L’ampia campagna ferrarese comprende la grande bonifica del Mezzano. La zona era interamente ricoperta da foreste. In seguito fu inondata da acque marine e fluviali, creando una grande laguna salmastra. Nella seconda metà del 1900 iniziarono importanti lavori di bonifica, che trasformarono definitivamente 20.000 ettari di paesaggio. Oggi nella valle del Mezzano ci sono grandi campi coltivati a cereali come orzo, mais e grano.

Mezzano
La lunga strada che attraversa il Mezzano | Canon 30D, Sigma 18-50mm
Poiana (Buteo buteo) | Canon 30D, Canon 300mm f 2.8 Lis, moltiplicatore 2X
L’argine agosta divide le saline dalla valle del Mezzano | Canon 30D, Sigma 18-50mm

Partendo dalla città di Ostellato, la zona è raggiungibile in macchina prendendo la Strada Mezzano. Quelle di Ostellato, sono le uniche anse vallive risparmiate dalla bonifica. La via principale è costeggiata da lunghe file olmi. Fra i rami si possono scorgere i primi soggetti da fotografare quali storni, poiane e gheppi. Le infrastrutture e la presenza dell’uomo nella valle del Mezzano sono riconducibili ai soli lavori agricoli e da un ridotto sistema di viabilità. Proprio per questo motivo, l’area è molto interessante a livello faunistico soprattutto per la quantità e varietà di animali che la frequentano.

L’argine agosta nella zona sud-orientale del Mezzano durante una fredda giornata invernale | Canon 30D, Sigma 18-50mm
Bonifica mezzano
Una lepre guarda la vastità della bonifica del Mezzano | Canon 30D, Canon 100-400 Lis
Bonifica
Un gruppo di pavoncelle vola sui campi della bonifica | Canon 30D, Canon 300mm f 2.8 Lis

Costeggiando i campi con la macchina è facile osservare fagiani, lepri e altri animali.

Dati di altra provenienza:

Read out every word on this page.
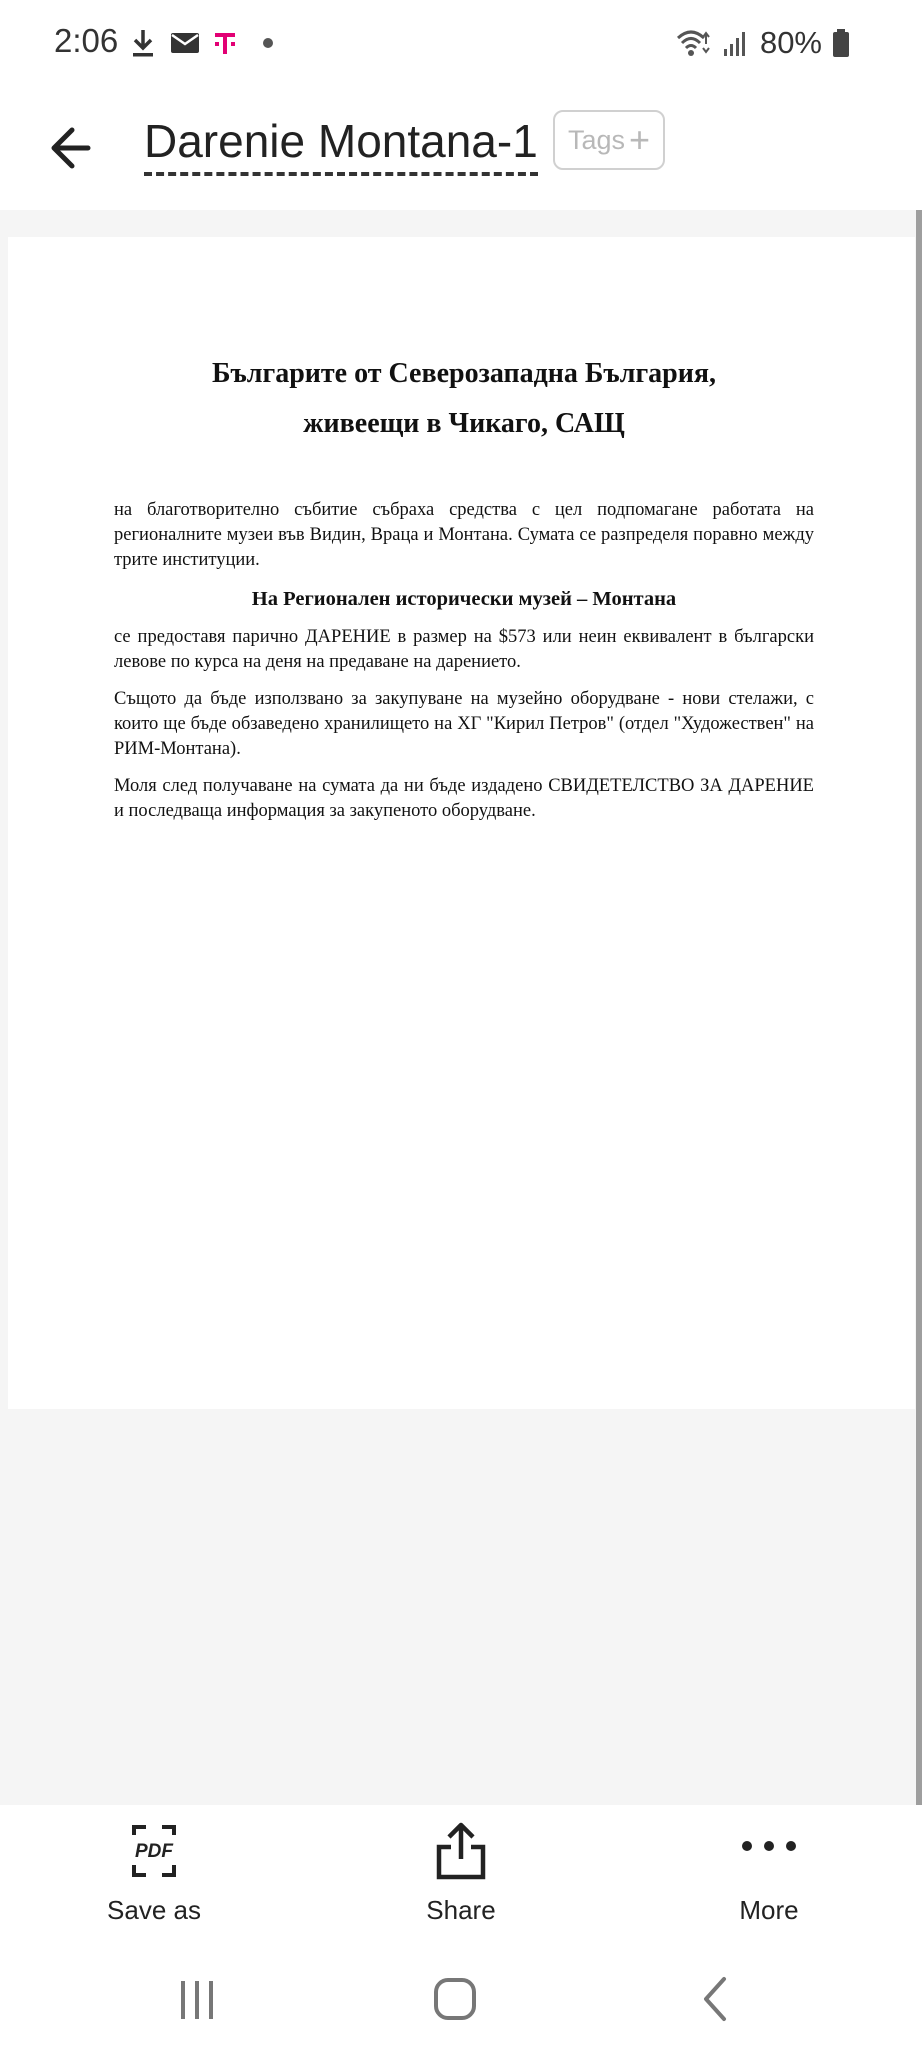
2:06	80%
Darenie Montana-1 Tags +

Българите от Северозападна България,

живеещи в Чикаго, САЩ

на благотворително събитие събраха средства с цел подпомагане работата на регионалните музеи във Видин, Враца и Монтана. Сумата се разпределя поравно между трите институции.

На Регионален исторически музей – Монтана

се предоставя парично ДАРЕНИЕ в размер на $573 или неин еквивалент в български левове по курса на деня на предаване на дарението.

Същото да бъде използвано за закупуване на музейно оборудване - нови стелажи, с които ще бъде обзаведено хранилището на ХГ "Кирил Петров" (отдел "Художествен" на РИМ-Монтана).

Моля след получаване на сумата да ни бъде издадено СВИДЕТЕЛСТВО ЗА ДАРЕНИЕ и последваща информация за закупеното оборудване.

PDF
Save as	Share	More
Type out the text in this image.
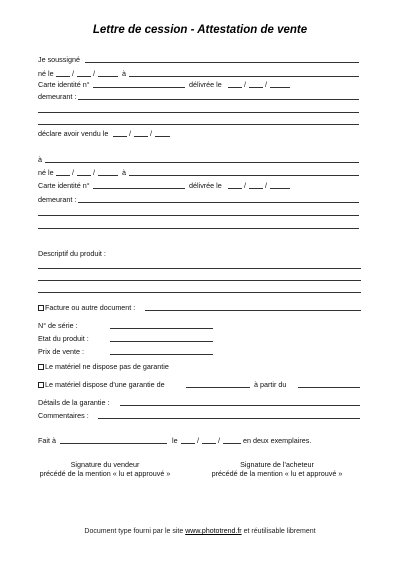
Lettre de cession - Attestation de vente
Je soussigné
né le	/	/	à
Carte identité n°	délivrée le	/	/
demeurant :
déclare avoir vendu le	/	/
à
né le	/	/	à
Carte identité n°	délivrée le	/	/
demeurant :
Descriptif du produit :
Facture ou autre document :
N° de série :
Etat du produit :
Prix de vente :
Le matériel ne dispose pas de garantie
Le matériel dispose d'une garantie de	à partir du
Détails de la garantie :
Commentaires :
Fait à	le	/	/	en deux exemplaires.
Signature du vendeur
précédé de la mention « lu et approuvé »
Signature de l'acheteur
précédé de la mention « lu et approuvé »
Document type fourni par le site www.phototrend.fr et réutilisable librement
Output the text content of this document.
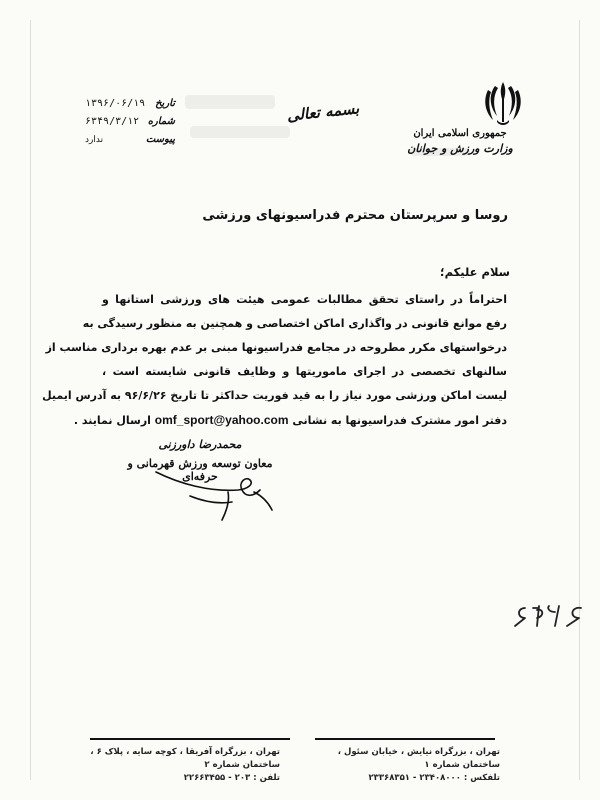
جمهوری اسلامی ایران
وزارت ورزش و جوانان
بسمه تعالی
تاریخ
۱۳۹۶/۰۶/۱۹
شماره
۶۳۴۹/۳/۱۲
پیوست
ندارد
روسا و سرپرستان محترم فدراسیونهای ورزشی
سلام علیکم؛
احتراماً در راستای تحقق مطالبات عمومی هیئت های ورزشی استانها و
رفع موانع قانونی در واگذاری اماکن اختصاصی و همچنین به منظور رسیدگی به
درخواستهای مکرر مطروحه در مجامع فدراسیونها مبنی بر عدم بهره برداری مناسب از
سالنهای تخصصی در اجرای ماموریتها و وظایف قانونی شایسته است ،
لیست اماکن ورزشی مورد نیاز را به قید فوریت حداکثر تا تاریخ ۹۶/۶/۲۶ به آدرس ایمیل
دفتر امور مشترک فدراسیونها به نشانی omf_sport@yahoo.com ارسال نمایند .
محمدرضا داورزنی
معاون توسعه ورزش قهرمانی و حرفه‌ای
تهران ، بزرگراه نیایش ، خیابان سئول ، ساختمان شماره ۱
تلفکس : ۲۳۴۰۸۰۰۰ - ۲۳۳۶۸۳۵۱
تهران ، بزرگراه آفریقا ، کوچه سایه ، پلاک ۶ ، ساختمان شماره ۲
تلفن : ۲۰۳ - ۲۲۶۶۳۴۵۵
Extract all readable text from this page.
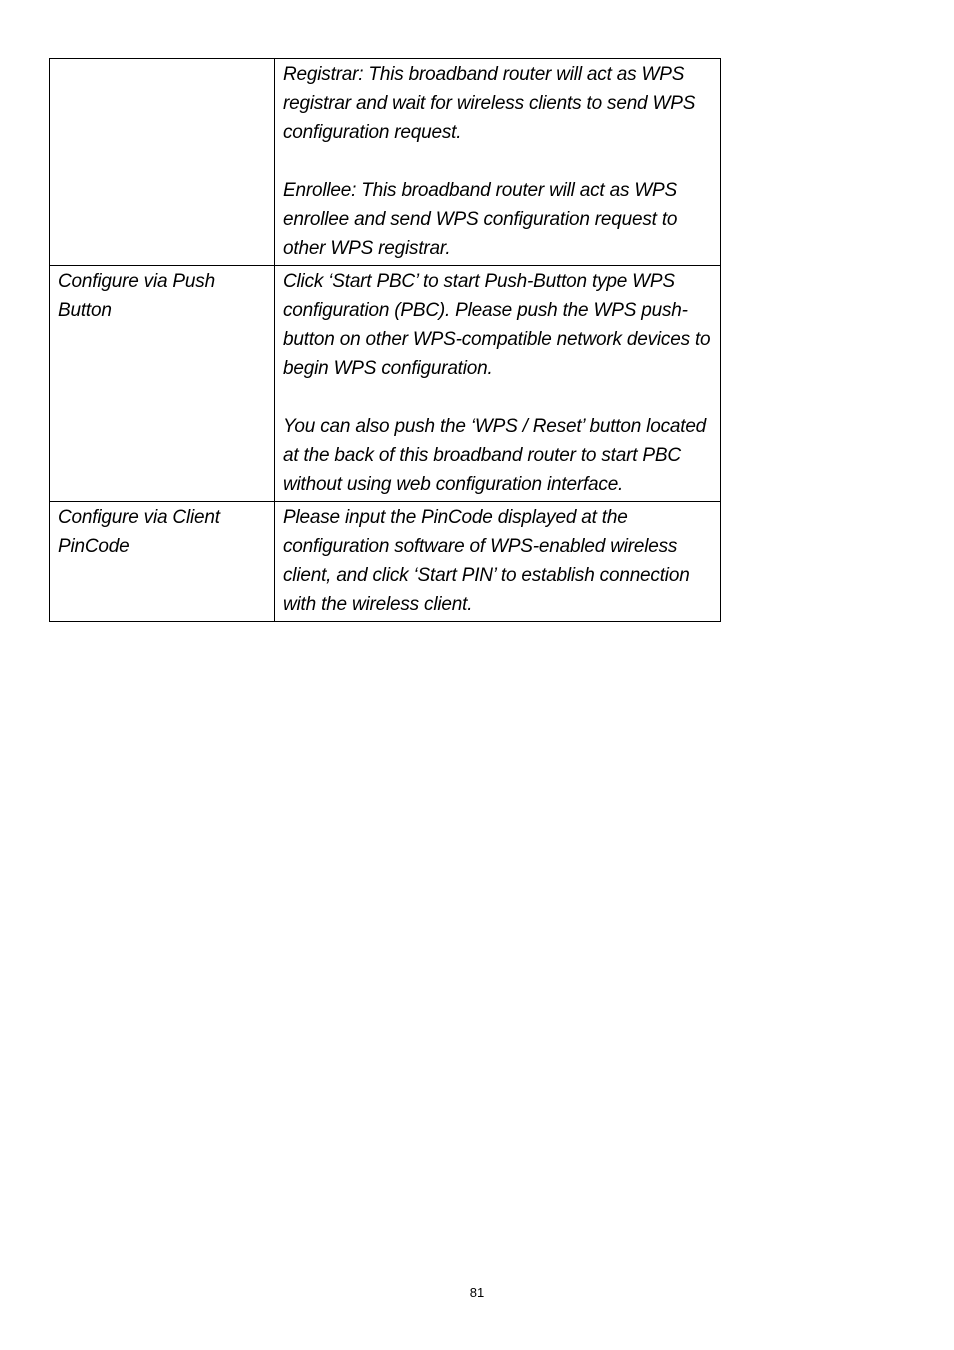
	Registrar: This broadband router will act as WPS registrar and wait for wireless clients to send WPS configuration request.

Enrollee: This broadband router will act as WPS enrollee and send WPS configuration request to other WPS registrar.

Configure via Push Button	Click ‘Start PBC’ to start Push-Button type WPS configuration (PBC). Please push the WPS push-button on other WPS-compatible network devices to begin WPS configuration.

You can also push the ‘WPS / Reset’ button located at the back of this broadband router to start PBC without using web configuration interface.

Configure via Client PinCode	Please input the PinCode displayed at the configuration software of WPS-enabled wireless client, and click ‘Start PIN’ to establish connection with the wireless client.

81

Purtroppo lasciano poche possibilità di farsi fotografare perché, appena sentono la macchina fermarsi, scappano immediatamente. L’unica speranza è di trovare qualche esemplare più confidente di altri. Per fotografare nel Mezzano è utile avere un teleobiettivo da almeno 500 o 600 mm, da abbinare con un moltiplicatore di focale. I campi sono attraversati da numerosi canali d’irrigazione, dove solitamente sostano aironi, garzette e limicoli. Questi canali sono l’habitat ideale della nutria, un mammifero semi acquatico che si nutre prevalentemente di vegetazione.

Svasso piccolo
Svasso piccolo (Podiceps nigricollis) | Canon 30D, Canon 300mm f 2.8 Lis, moltiplicatore 2X
Alessiodileo
La starna (Perdix perdix) è presente nei territori del Mezzano | Canon 30D, Canon 300mm f 2.8 Lis, moltiplicatore 2X
Nutria
Nutria (Myocastor coypus) | Canon D60, Canon 100-400 Lis

Ai lati della strada principale partono diverse sterrate che attraversano i campi. Servono principalmente per raggiungere i capannoni dove sono custodite macchine agricole. Nulla vieta però di percorrerle in macchina cercando qualche esemplare di lepre o la starna. La bonifica del Mezzano è un luogo molto popolare per praticare birdwatching. E’ possibile avvistare un gran numero di uccelli, mammiferi, rettili e anfibi. Grazie alla vicinanza col delta del Po, in alcuni periodi dell’anno si possono avvistare anche molti migratori come stormi gru, diverse specie di oche selvatiche e il bellissimo gufo di palude.

Gufo di palude
Gufo di palude | Canon 30D, Canon 300mm f 2.8 Lis, moltiplicatore 2X
Alessio dileo
Il sole tramonta nella valle del Mezzano e gli uccelli si dirigono verso i dormitori notturni | Canon 30D, Canon 100-400 Lis

La bonifica del Mezzano confina a est con il delta del Po e la città di Comacchio, di origine medioevale. Il simbolo più caratteristico della città è sicuramente il Trepponti. E’ una struttura costruita sulla confluenza di cinque canali con altrettante scalinate, tre anteriori e due posteriori. Altri punti d’interesse della città sono l’Antico Ospedale degli Inferni, il Palazzo Bellini, il Loggiato dei Cappuccini e la Manifattura dei Marinati.